Hello,
I'm having an issue when trying to filter events based on accented characters.
For instance if I look at the ingested events, index=my_index sourcetype=my_source
, I will be able to see the events that have the field value I'm looking for:
... asset_name ...
... D. João ...
If I try to filter the events at search time index=my_index sourcetype=my_source asset_name="D. João"
, the "No results found." message is displayed, the same applies if I select the desired field value from the field's list on the left.

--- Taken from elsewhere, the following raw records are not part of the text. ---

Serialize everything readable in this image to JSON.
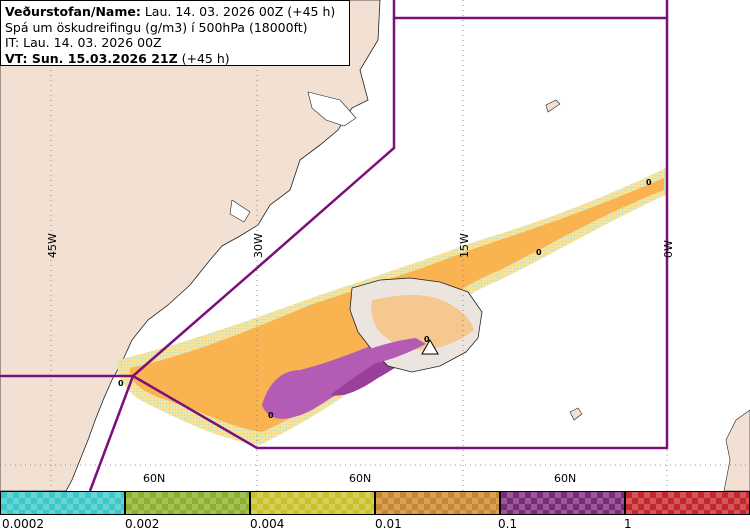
{
  "header": {
    "line1_label": "Veðurstofan/Name:",
    "line1_value": " Lau. 14. 03. 2026 00Z (+45 h)",
    "line2": "Spá um öskudreifingu (g/m3) í 500hPa (18000ft)",
    "line3": "IT: Lau. 14. 03. 2026 00Z",
    "line4_label": "VT: Sun. 15.03.2026 21Z",
    "line4_value": " (+45 h)"
  },
  "map": {
    "lon_labels": [
      "45W",
      "30W",
      "15W",
      "0W"
    ],
    "lat_labels": [
      "60N",
      "60N",
      "60N"
    ],
    "contour_labels": [
      "0",
      "0",
      "0",
      "0",
      "0"
    ],
    "colors": {
      "land": "#f2e0d3",
      "sea": "#ffffff",
      "boundary": "#7a0f7a",
      "low": "#ffe18a",
      "mid": "#fbb04d",
      "high": "#b45cb5",
      "highest": "#9a3f9a",
      "trace": "#9fe3e8"
    }
  },
  "legend": {
    "labels": [
      "0.0002",
      "0.002",
      "0.004",
      "0.01",
      "0.1",
      "1"
    ],
    "colors": [
      "#3cc7c9",
      "#8bb02a",
      "#c8c12a",
      "#c9862e",
      "#7b2a7b",
      "#c5262b"
    ]
  }
}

How can I get this to work?
I've looked for similar questions here on the Splunk Answers forum but it mainly points for the sourcetype encoding, which I think might not be the issue, since the events seem to be properly encoded.
Thanks in advance!
-- since the events seem to be properly encoded...
What is the encoding?
A similar thread at - How do I search for accented characters?
Hello ddrillic,
It's set to default.
From my previous research on other threads here on the forum, my understanding was that if the characters are show properly the encoding selected by Splunk would be correct.
If this is not the case I might need to manually select the correct one. Would changing the current encoding affect already ingested data or only the data ingested from now on?
Thanks
try something to the affect of |regex ã
Hello CarzonZa,
It works if I use the ´| regex ´ command, is this the only way to retrieve the filtered data?
I'm worried about this, since I tried to use the ´like()´ function and it didn't calculate properly.
´index="index_name" source="source_name"
| regex field_name="Carvão"
| eval x=if(like(field_name,"%ã%"),1,0)
| stats count by x´
It only counts x=0
Thanks
create a capture group like so
| rex field=_raw "\s(?<name>.*)"
| eval x=if(like(name,"%ã%"),1,0)
| stats count by name
Hello CarsonZa,
That works, though using regex would not be the final solution I would like to implement since the majority of the users that perform searches do not possess the required knowledge.
I might have to assess the encoding to prevent this from happening.
Thanks